Nagisa ficou surpresa. Ele estava retirando um pote de comida.

O garoto olhou para ela. “É... Eu pensei que um namorado deve comer com a sua namorada, então eu trouxe. Não é nada.”

“Eu não acho.” Nagisa sorriu. Aquilo significava, e muito, pois ela estava ciente de que ele havia se arriscado ou encontrado uma forma de evitar pagar tributo apenas para compartilhar aquele momento. “Só tem um problema.”

“Hã?” Aki viu ela tirar o pote dela, muito maior que o dos outros dias.

“Eu tive a mesma idéia, então eu trouxe o suficiente para nós dois.”

Quando o pote foi aberto, ele estava repleto de comida, mas metade dele continha cubos amarelos, cortados com simetria.

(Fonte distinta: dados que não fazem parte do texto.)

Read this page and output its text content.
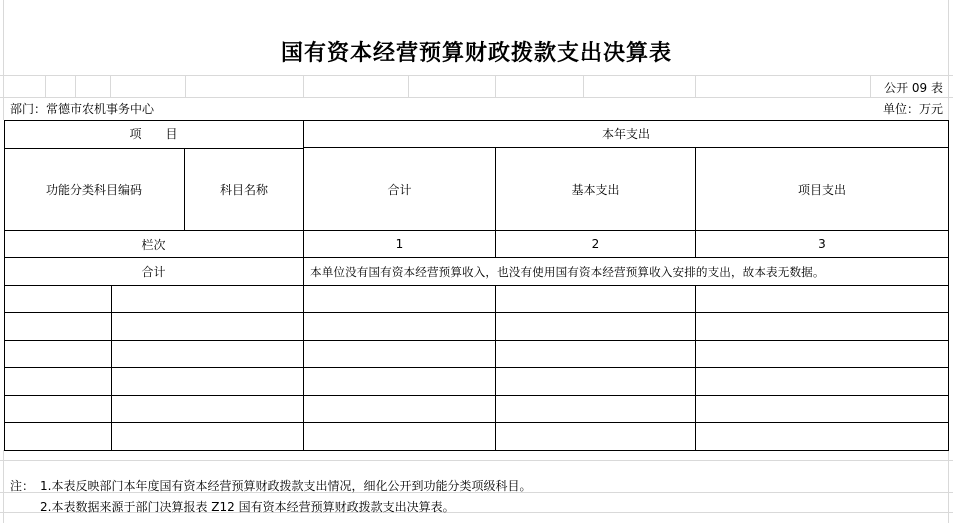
国有资本经营预算财政拨款支出决算表
公开 09 表
部门：常德市农机事务中心	单位：万元
项　　目	本年支出
功能分类科目编码	科目名称	合计	基本支出	项目支出
栏次	1	2	3
合计	本单位没有国有资本经营预算收入，也没有使用国有资本经营预算收入安排的支出，故本表无数据。
注： 1.本表反映部门本年度国有资本经营预算财政拨款支出情况，细化公开到功能分类项级科目。
2.本表数据来源于部门决算报表 Z12 国有资本经营预算财政拨款支出决算表。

Aki falou, “Deixa eu adivinhar... tofu com queijo?”

“Não, é apenas queijo...” Nagisa ficou encabulada. “Eu não tinha tempo para preparar mais comida, então precisei improvisar. Heheheee...”

“Teremos um farto almoço hoje.” Aki abriu o seu pote.

“Oh! Por favor, aceite.” Usando palitos, Nagisa pegou alguns cubos e ofereceu. “Eles são para você também.”

“Claro, claro, eu vou ajudá-la com isso.” Aki deixou que ela colocasse alguns cubos em seu pote, enquanto isso aproveitou para experimentar um deles. “Eu... Eu pensei que todos os queijos fossem salgados, mas esse é suave, parece até que é doce.”

“É um Gruyère. Esse está pouco maturado, senão você estaria sentindo um sabor mais pronunciado e terroso,” disse Nagisa, “ele é suíço, mas é produzido no mundo todo e é muito apreciado na Grécia.”

Aki ficou impressionado. “Você sabe tudo sobre queijos?”

“Eu estudei muito...” Nagisa fechou os olhos, com um sorriso sereno, enquanto se lembrava de alguém muito especial.

Isso terminou com um som de impacto violento e distante.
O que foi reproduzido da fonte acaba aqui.